Find our upcoming trainings and events at www.csc.fi.

This site is an archive version and is no longer updated.
 

Go to CSC Customer trainings and Events

Introduction to data science for researchers

Introduction to data science for researchers
Date: 06.05.2015 9:00 - 07.05.2015 16:15
Location details: -
Language: english-language
lecturers: Seija Sirkiä
Harri Hämäläinen
Price: -

Data science has become a trendy subject in recent years. Along with big data, it would appear to be the latest fashion particularly in business. But data analysis and statistics have been around much longer, so why do we suddenly need a new concept? The short answer is that we actually don't but the sheer amount of data available nowadays calls for new combinations of existing skills. Full analysis of a data-heavy problem requires skills that previously would have been more clearly divided among computer science, statistics and the subject matter at hand. The multidisciplinary activity happening at this intersection has become known as data science.

 

Among researchers the subject matter knowledge is often already combined with basic statistics skills. The aim of this course then is to update that to basic data science skills. We explore topics such as:

  • R or Python instead of SPSS, Excel, etc.
  • harvesting data from various sources
  • handling large data sets (note however that this course is not focused on big data)
  • handling messy data
  • exploring data with both visual and numeric approaches
  • applying familiar analysis methods to data and learning new ones
  • understanding the limitations of pure data analysis in research
  • overview of CSC's services for data science (available free of charge to researchers at higher education institutions)
 

We use a lot of examples and exercises to show these things. Therefore we assume that the participants can follow examples given in either R or Python. Knowing both is not necessary, as examples are given in both languages and exercises can be done with either. Basic knowledge in either should suffice. However, participants should be prepared to write code themselves: a large part of the course (and data science in general) consists of 'data wrangling': the art of making data structures and their contents behave the way they are supposed to, which in fact looks a lot like programming.

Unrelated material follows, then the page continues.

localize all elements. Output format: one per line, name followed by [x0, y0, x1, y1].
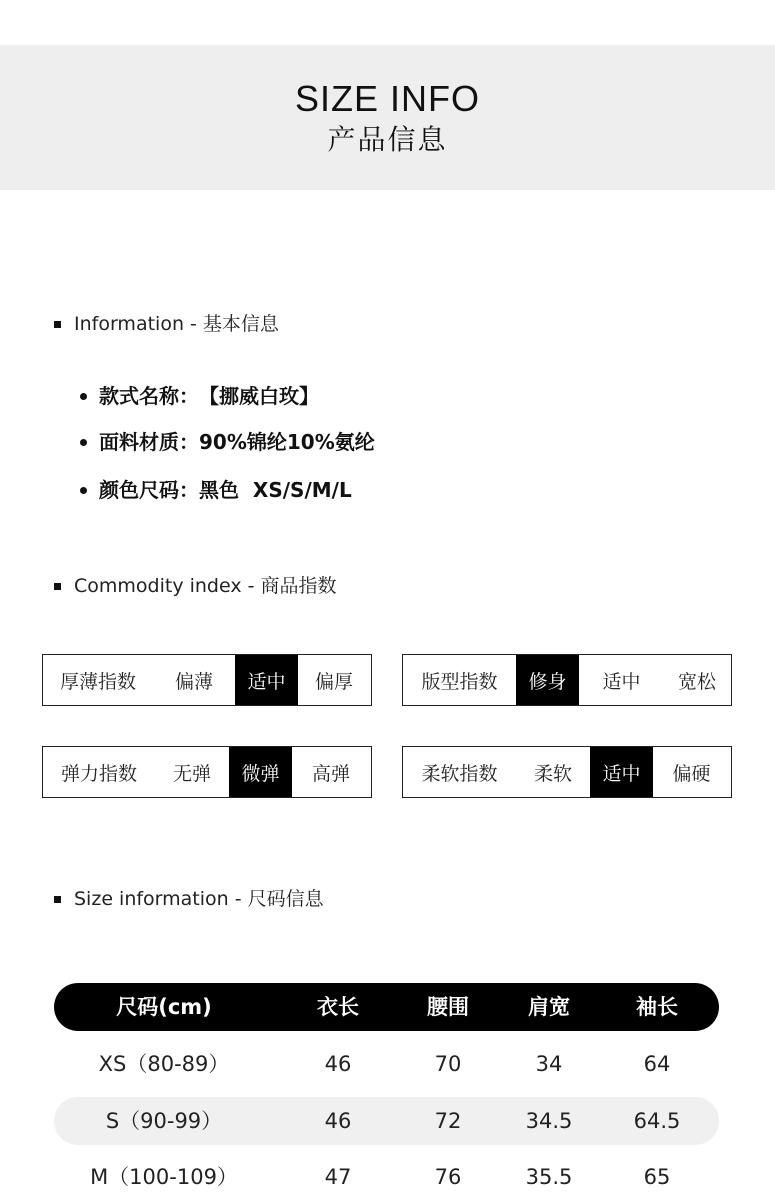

Course material available at https://github.com/CSC-IT-Center-for-Science/data-stat-course

Program

Tuesday 5th of May

9:00-10:30 Lecture 1: Introduction and preliminaries

10:30-10:45 Coffee break

10:45-12:15 Lecture 2: Data acquisition

12:15-13:00 Lunch break

13:00-14:30 Lecture 3: Data wrangling, pt. 1

14:30-14:45 Coffee break

14:45-16:15 Lecture 4: Data wrangling, pt. 2

 

Wednesday 6th of May

9:00-10:30 Lecture 5: Data wrangling, pt. 3

10:30-10:45 Coffee break

10:45-12:15 Lecture 6: Visualization

12:15-13:00 Lunch break

13:00-14:30 Lecture 7: Research related topics

14:30-14:45 Coffee break

14:45-16:15 Final exercises

 

Each lecture will also contain exercises.